Alibaba’s Qwen team has introduced QwQ-32B, a 32-billion-parameter AI model demonstrating performance comparable to much larger models like DeepSeek-R1. This achievement highlights the potential of reinforcement learning (RL) in improving AI models beyond traditional pretraining and post-training methods. The Qwen team has successfully integrated agent capabilities, allowing the model to think critically, use tools, and adapt its reasoning based on real-world feedback.
QwQ-32B has been tested across multiple benchmarks, including AIME24, LiveCodeBench, LiveBench, IFEval, and BFCL, where it consistently performed at levels close to or exceeding its larger competitors. In AIME24, it scored 79.5, nearly matching DeepSeek-R1’s 79.8, while outperforming smaller models like OpenAI’s o1-mini. Similarly, in LiveCodeBench, it achieved 63.4, closely trailing DeepSeek-R1’s 65.9. The model’s strong performance across these evaluations highlights RL’s ability to enhance reasoning and problem-solving without requiring significantly larger datasets or increased computational power.
The Qwen team used a multi-stage RL approach, starting with a cold-start checkpoint to refine mathematical and coding abilities before expanding to general capabilities. Their training process incorporated accuracy verifiers and rule-based rewards to fine-tune instruction-following, alignment with human preferences, and agent performance. The team found that RL training, even with a small number of steps, improved general AI capabilities without compromising its mathematical and coding strengths.

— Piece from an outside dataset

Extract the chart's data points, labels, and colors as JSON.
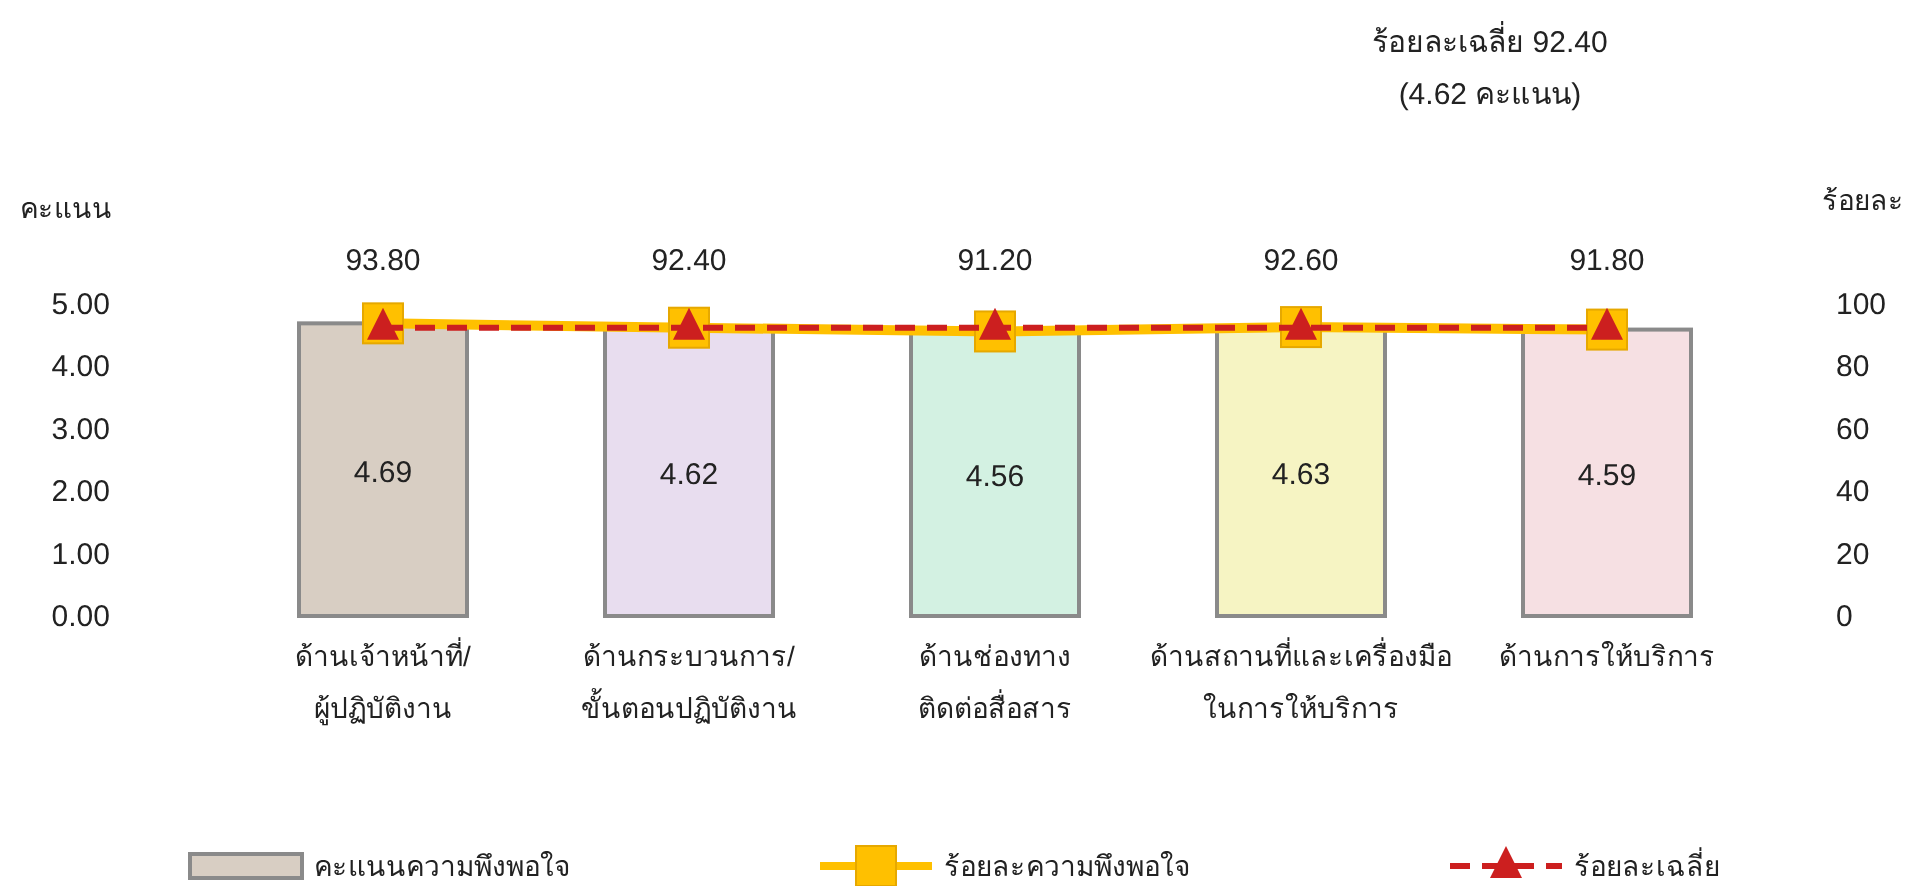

QwQ-32B is available under an open-weight Apache 2.0 license on platforms like Hugging Face and ModelScope, as well as through Qwen Chat. Alibaba sees this as a significant step toward scaling RL-driven AI and aims to further explore integrating agents with reinforcement learning for advanced reasoning tasks. With continued advancements, the team believes RL-powered AI could accelerate progress toward achieving Artificial General Intelligence (AGI).